Geschiedenis

De dorpskerk van Peize

Het kerkhof

Het oudste gedeelte van het dorp Peize is gelegen op een zandrug. Een hoge plaats op deze zandrug is nog weer opgehoogd en daarop is de kerk gebouwd. Op de plaats van de ringmuur om de kerkhof was eerder een gracht.

Tot 1828 zijn in en om de kerk Peizenaren begraven. Begraven binnen in de kerk kostte geld en was dan ook voorbehouden aan de elite. In 1930 zijn de graven rondom de kerk geruimd.


 

 

 

 

 

 

 

 

 

Het schip van de kerk

Het kerkgebouw bestaat uit twee gedeelten, het schip en het koor, dat zoals bij alle oude kerken naar het oosten gericht staat. Het schip is het oudst, vermoedelijk uit het midden van de 13e eeuw. Deze datering berust op de grootte van de gebruikte kloostermoppen en op de vorm van de ramen. De ramen hebben aan de buitenzijde ronde romaanse bogen en aan de binnenzijde flauwe gotische spitsbogen. Bij de bouw van de kerk zijn voor de fundering zware veldkeien gebruikt. De kerk is gewijd aan Johannes de Doper.

 

 

 

 

 

 

 

 

De muren van het schip zijn ongeveer één meter dik. Vroeger is er een ingang geweest aan de noordzijde en één aan de zuidzijde. Deze zijn nu dichtgemetseld. Vermoedelijk heeft de noordelijke ingang gediend als toegang voor de vrouwen en de zuidelijke voor de mannen. Eva, de eerste vrouw, had de zonde in de wereld gebracht en de plaats van de zonde zou het duistere en ijzige noorden zijn. De kostbaarste onderdelen van de inventaris van het schip zijn de doopvont van Bentheimer zandsteen, even oud als de kerk zelf, het orgel en een zilveren Avondmaalsbeker uit 1641. De eikenhouten preekstoel is in 1751 gemaakt door Jan Dieters Brugma uit Groningen. Deze heeft ook de kansels in Usquert en Zandeweer gemaakt. De kuip is zeshoekig, heeft een bollend, fors gesneden fries en panelen met lijstjes. Zowel onderaan de preekstoel als op het klankbord bevindt zich een eikelknop. De cartouche met baretknop tussen hemel en preekstoel is van Comelis Kooistra (1712-1796), bekend beeldsnijder uit Groningen. Eén van de twee kapstokjes voor de collectezakken is ook van zijn hand. De trap naar de preekstoel is in dezelfde stijl als de twee doophekken en het diakenbankje, dat meestal in het koor staat. Voor de restauratie van 1964-1968 waren deze doophekken onderdelen van de omheining van de dooptuin rond de preekstoel, die toen tegen de zuidmuur stond. Tegen de noordmuur van het schip ligt een brok rode zandsteen. Deze is te voorschijn gekomen tijdens de restauratie van 1964-1968. Op deze steen zijn nog terug te vinden twee zgn. wijdingskruisjes. Deze kruisjes, verwijzingen naar de wonden van Christus, wijzen erop dat dit brok zandsteen een fragment is van de dekplaat van het altaar dat voor de hervorming in het koor heeft gestaan.

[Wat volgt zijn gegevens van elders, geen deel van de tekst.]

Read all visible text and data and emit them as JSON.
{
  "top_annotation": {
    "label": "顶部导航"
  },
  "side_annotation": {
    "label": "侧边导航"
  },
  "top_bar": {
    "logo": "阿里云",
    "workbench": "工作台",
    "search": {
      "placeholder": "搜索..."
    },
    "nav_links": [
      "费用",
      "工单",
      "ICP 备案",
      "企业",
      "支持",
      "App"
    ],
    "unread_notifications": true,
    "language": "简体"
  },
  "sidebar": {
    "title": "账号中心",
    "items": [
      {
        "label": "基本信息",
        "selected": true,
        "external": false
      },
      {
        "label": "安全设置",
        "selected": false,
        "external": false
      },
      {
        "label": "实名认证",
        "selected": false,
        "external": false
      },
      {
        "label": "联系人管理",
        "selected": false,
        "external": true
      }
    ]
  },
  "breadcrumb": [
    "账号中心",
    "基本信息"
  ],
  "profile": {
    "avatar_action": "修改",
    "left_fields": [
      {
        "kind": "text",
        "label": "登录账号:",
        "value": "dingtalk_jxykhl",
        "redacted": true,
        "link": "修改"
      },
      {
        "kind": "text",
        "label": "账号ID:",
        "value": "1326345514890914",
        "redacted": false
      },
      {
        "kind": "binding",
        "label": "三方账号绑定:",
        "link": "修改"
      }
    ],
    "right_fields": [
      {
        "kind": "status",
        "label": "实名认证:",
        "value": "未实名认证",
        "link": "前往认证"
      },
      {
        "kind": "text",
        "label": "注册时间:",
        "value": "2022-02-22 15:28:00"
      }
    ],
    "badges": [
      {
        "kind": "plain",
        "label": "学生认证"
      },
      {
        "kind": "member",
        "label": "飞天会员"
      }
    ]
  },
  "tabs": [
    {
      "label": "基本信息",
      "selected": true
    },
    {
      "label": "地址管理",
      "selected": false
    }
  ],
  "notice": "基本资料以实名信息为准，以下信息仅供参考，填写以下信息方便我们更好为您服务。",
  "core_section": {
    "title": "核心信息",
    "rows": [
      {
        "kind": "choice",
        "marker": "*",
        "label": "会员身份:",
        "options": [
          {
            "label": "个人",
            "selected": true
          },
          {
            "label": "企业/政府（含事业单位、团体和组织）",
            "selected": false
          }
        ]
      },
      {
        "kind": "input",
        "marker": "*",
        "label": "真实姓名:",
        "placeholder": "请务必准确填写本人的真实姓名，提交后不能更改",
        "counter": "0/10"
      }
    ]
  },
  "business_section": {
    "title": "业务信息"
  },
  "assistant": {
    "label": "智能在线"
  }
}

De rode banken waren vroeger eigendom van de familie van Berend Willinge Kymmell, burgemeester van Peize van 1819 tot 1852 en in deze periode ook meestal kerkvoogd.

Het koor van de kerk

Voor 1824 had de kerk een veel kleiner koor. De huidige triomfboog is bij de restauratie van 1964-1968 opgetrokken op de oude fundamenten van de overgangsboog tussen schip en koor. De familie de Coninck, bewoners van de havezathe ‘Het huis te Peize’ van 1652 tot 1795 en leden van de Drentse Ridderschap, beschouwden het koor van de kerk als hun persoonlijk eigendom met daarin hun eigen heerlijk gestoelte en een grafkelder. De grafkelder is in 1824 vernield en gedicht.

In het koor liggen twee grafstenen, één van Mr. Gijsbertus Carel Ferdinand Gasinjet, maire en schout van Peize en Eelde van 1812 tot 1819. De andere grafsteen is een kopie van de steen die ligt op het graf van Hendrik Willem Hovingh Veith op de begraafplaats aan de Oude Velddijk.

De toren

De oorspronkelijke toren had een bredere voet dan de huidige en was vermoedelijk ook stomper. Deze is in 1624 afgebroken. Tot 1803 heeft de kerk geen toren gehad, maar wel een losse klokkenstoel. De huidige toren is in 1803 gebouwd. De luidklok is in 1835 gegoten door de firma van Bergen uit Heiligerlee. In de muur boven de zuiddeur zijn nog de slijtgleuven te zien van de klokketouwen van vroeger. Het eikenhouten, vroeger met ossenbloed geschilderde offerblok dat nu in de toren staat, is 18e eeuws.